The Hog Island boas have seen an increase in popularity in recent years. They are a very beautiful boa, being a naturally occuring hypomelanistic. An even more interesting aspect of their physiology is their ability to shift colors from day to night. At night their color lightens and some specimens become almost white on the anterior portion of their body, particularly the head and neck. The rest of the body takes on a lighter hue as well and their normal orange tail saddles are further highlighted.

It has been suspected for many years that Hog Island Boas have been extinct in the wild. There had been no boas seen on Hog Island since the mid 1980's, btu I read an article published last year (2005) that stated that a few had indeed been discovered still on the island. Even with this great news that some may still survive in the wild, there is still a great importance on captive breeding of these snakes, and especially in keeping the bloodlines pure. Quite a few breeders today who are not interested in preserving the natural beauty and genetic integrity of these boas have crossed them into some of the red tails to gain the benefit of the lighter coloring of the Hogs. This is an unfortunate development, but fortunatly there are still several breeders who seek to work only with the pure form of Hogs. I encourage anyone looking to buy these to make every effort to find a breeder who can give you the most assurance that the snakes you are getting are indeed pure.

The care of Hog Island Boas is the same as for the rest of the species. They are very easy to care for and do not reach the size of their mainland cousins. I use a temperature gradient of 75-90F, and try to raise the humidity a bit during the shed cycles.

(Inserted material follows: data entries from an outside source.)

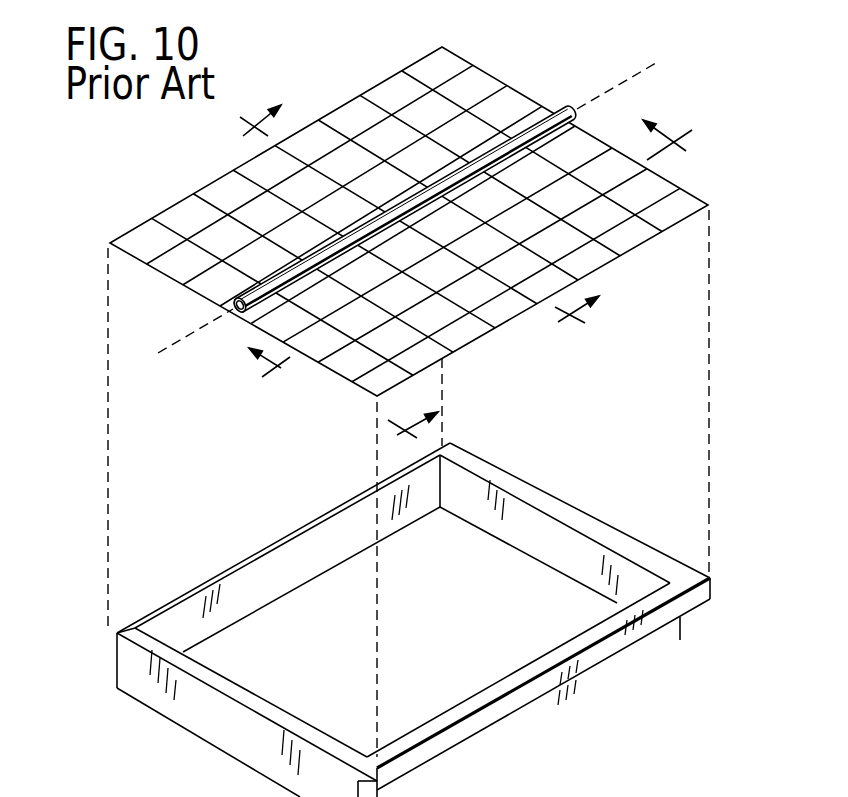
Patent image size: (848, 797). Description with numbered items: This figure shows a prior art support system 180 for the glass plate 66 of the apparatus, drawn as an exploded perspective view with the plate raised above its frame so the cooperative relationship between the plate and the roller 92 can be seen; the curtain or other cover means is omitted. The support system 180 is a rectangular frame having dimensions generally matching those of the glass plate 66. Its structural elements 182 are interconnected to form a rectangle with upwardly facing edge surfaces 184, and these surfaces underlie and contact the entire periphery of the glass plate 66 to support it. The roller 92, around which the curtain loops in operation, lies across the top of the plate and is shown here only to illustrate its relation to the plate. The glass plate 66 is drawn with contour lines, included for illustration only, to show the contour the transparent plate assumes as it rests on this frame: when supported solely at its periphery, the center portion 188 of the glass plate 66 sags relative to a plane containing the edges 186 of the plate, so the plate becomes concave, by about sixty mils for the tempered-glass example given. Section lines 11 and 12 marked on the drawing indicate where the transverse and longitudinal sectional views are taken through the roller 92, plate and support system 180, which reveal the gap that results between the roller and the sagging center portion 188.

The section line 11- 11 is at (489, 267).
The section line 12- 12 is at (398, 271).
The glass plate 66 is at (409, 208).
The roller 92 is at (569, 103).
The support system 180 is at (413, 616).
The structural elements 182 is at (243, 593).
The upwardly facing edge surfaces 184 is at (562, 506).
The edges 186 is at (500, 77).
The center portion 188 is at (452, 271).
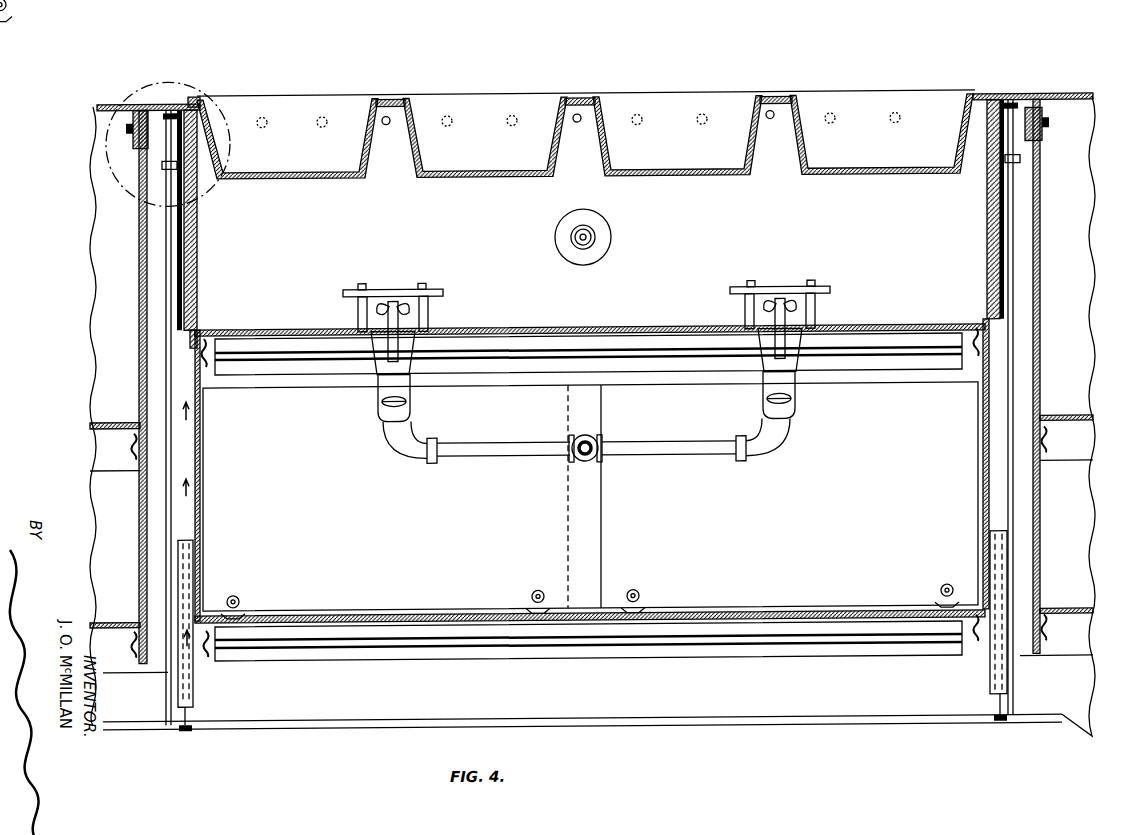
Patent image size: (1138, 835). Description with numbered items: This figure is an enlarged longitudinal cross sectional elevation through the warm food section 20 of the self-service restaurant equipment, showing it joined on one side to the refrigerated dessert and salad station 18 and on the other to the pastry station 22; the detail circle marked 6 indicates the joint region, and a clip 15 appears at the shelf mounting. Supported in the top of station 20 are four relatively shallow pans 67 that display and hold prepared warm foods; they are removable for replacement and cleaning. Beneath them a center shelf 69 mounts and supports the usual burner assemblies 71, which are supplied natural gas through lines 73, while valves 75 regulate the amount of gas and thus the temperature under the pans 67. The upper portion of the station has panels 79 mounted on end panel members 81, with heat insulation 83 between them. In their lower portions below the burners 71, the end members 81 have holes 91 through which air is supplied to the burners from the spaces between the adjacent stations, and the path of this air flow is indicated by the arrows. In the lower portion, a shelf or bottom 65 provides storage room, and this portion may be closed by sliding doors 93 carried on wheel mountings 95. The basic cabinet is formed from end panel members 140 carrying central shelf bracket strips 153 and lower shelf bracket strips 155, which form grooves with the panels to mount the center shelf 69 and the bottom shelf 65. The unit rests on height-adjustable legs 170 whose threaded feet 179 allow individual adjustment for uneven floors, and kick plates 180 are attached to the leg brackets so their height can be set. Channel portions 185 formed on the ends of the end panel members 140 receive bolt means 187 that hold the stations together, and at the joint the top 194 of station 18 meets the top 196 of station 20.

Taxonomists have placed Hog Island boas in the B.c.imperator group. While I am not a taxonomist, or a field researcher, I feel it is an injustice that these boas were not seperated into their own subspecies. There are significant physiological differences between these and the mainland boas that in my layman's opinion should have warranted their seperation.
It is likely that this taxonomic designation contributed to the loss of these boas in the wild. Since they were considered the same species as the more abundant mainland boas, there were no restrictions placed on their collection. This resulted in heavy collection on the islands for the pet trade, which was compounded by habitat destruction and killing the boas by the natives.
It would be wonderful if some further research could be done with this group of boas since some have been located in the wild again, and the possibility of dividing them investigated, but we will have to wait and see fi this sparks the interest of some of the researchers looking for a nice thesis project.

I do hope that importation does not resume with these boas, until they can be allowed to recover in the wild. I don't think adequate numbers exist at this point to interest wild collectors anyway, btu I do not want to see any additional pressure put on these snakes that they have already been forced to endure.
More effort definately needs to be placed on reproducing these boas, and I would encourage any boa keeper to consider adding some of these unique creatures to their collections.